Cela est confirmé par Etienne Orpélian dans sa lettre au Catholicos Grégoire d'Anazarbe, dans laquelle il dit: «Pendant que moi humble, je me trouvais chez votre magnificence, les moines de la Montagne Garmir, nous ont ennuyés par leurs accusations, (ils attribuaient à Grégoire une inclination exagérée envers les Latins), «et le roi (Léon II) et tous le concile prêtant foi à de telles accusations, ne voulurent pas vous oindre à la dignité de catholicos, vous, qui étiez l'élu du Saint Esprit», l'an 1286, après la mort du Catholicos Jacques.


[1] L'historien grec Nicétas affirme cela dans la vie de Jean Porphyrogène. ' Εφ ̉ ου ̃ περ η ̉ με ̀ ν φύσις τη ̀ ν πέτραν  α ̀ νεδωωχεν, η ̉ δε ̀ τέχνη τείχεσι περιε ̀ βαλε χαι ̀ ε ̀ χράτνεν. 
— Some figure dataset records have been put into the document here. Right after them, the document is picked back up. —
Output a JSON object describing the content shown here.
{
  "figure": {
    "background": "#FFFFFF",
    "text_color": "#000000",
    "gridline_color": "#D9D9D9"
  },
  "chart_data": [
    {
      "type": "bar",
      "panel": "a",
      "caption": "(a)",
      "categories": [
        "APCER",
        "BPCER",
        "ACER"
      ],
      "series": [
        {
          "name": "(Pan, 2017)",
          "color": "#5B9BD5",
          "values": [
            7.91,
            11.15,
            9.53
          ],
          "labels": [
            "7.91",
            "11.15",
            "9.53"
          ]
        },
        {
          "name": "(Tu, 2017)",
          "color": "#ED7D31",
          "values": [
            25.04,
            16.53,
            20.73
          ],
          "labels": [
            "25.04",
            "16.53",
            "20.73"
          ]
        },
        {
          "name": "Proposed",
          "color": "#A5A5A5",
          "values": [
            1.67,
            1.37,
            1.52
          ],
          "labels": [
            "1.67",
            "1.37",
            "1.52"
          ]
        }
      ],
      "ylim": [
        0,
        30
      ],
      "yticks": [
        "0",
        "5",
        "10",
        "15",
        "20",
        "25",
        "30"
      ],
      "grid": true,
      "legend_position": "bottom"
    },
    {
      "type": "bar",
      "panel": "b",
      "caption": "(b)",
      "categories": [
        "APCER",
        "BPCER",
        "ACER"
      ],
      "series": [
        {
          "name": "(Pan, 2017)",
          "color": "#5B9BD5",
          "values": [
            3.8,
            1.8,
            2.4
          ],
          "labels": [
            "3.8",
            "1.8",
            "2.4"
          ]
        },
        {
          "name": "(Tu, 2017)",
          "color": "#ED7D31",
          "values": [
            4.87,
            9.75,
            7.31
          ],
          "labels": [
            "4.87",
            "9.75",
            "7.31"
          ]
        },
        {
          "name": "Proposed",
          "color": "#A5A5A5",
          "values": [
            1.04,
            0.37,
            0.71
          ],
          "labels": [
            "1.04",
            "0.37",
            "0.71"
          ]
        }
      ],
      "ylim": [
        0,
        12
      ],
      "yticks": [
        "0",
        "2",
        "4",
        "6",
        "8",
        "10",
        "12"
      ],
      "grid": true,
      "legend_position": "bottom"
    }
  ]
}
[2] Tous deux écrivains arméniens modernes.

[3] C'est ainsi qu'écrit le continuateur de la chronique de Mekhitar d'Ani: «Il s'empara aussi du célèbre château de Vahga, il établit son siège, et de il se rendit maître de plusieurs autres lieux». Toutefois quelques historiens en parlant de la manière dont ce château fut pris, affirment que ce fut par une surprise. Durant la grande foire du lieu, Constantin envoya des hommes déguisés comme des négociants, qui, au milieu du public, dégainant tout-à-coup leurs épées cachées sous leurs habits, s'élancèrent dans la forteresse et s'en emparèrent.

[4] Dulaurier aussi est de la même opinion, et il veut lire Gabnitz-pert, ce qui signifierait château de Gaban ou château des liens, peut-être mieux encore, Forteresse des passages étroits.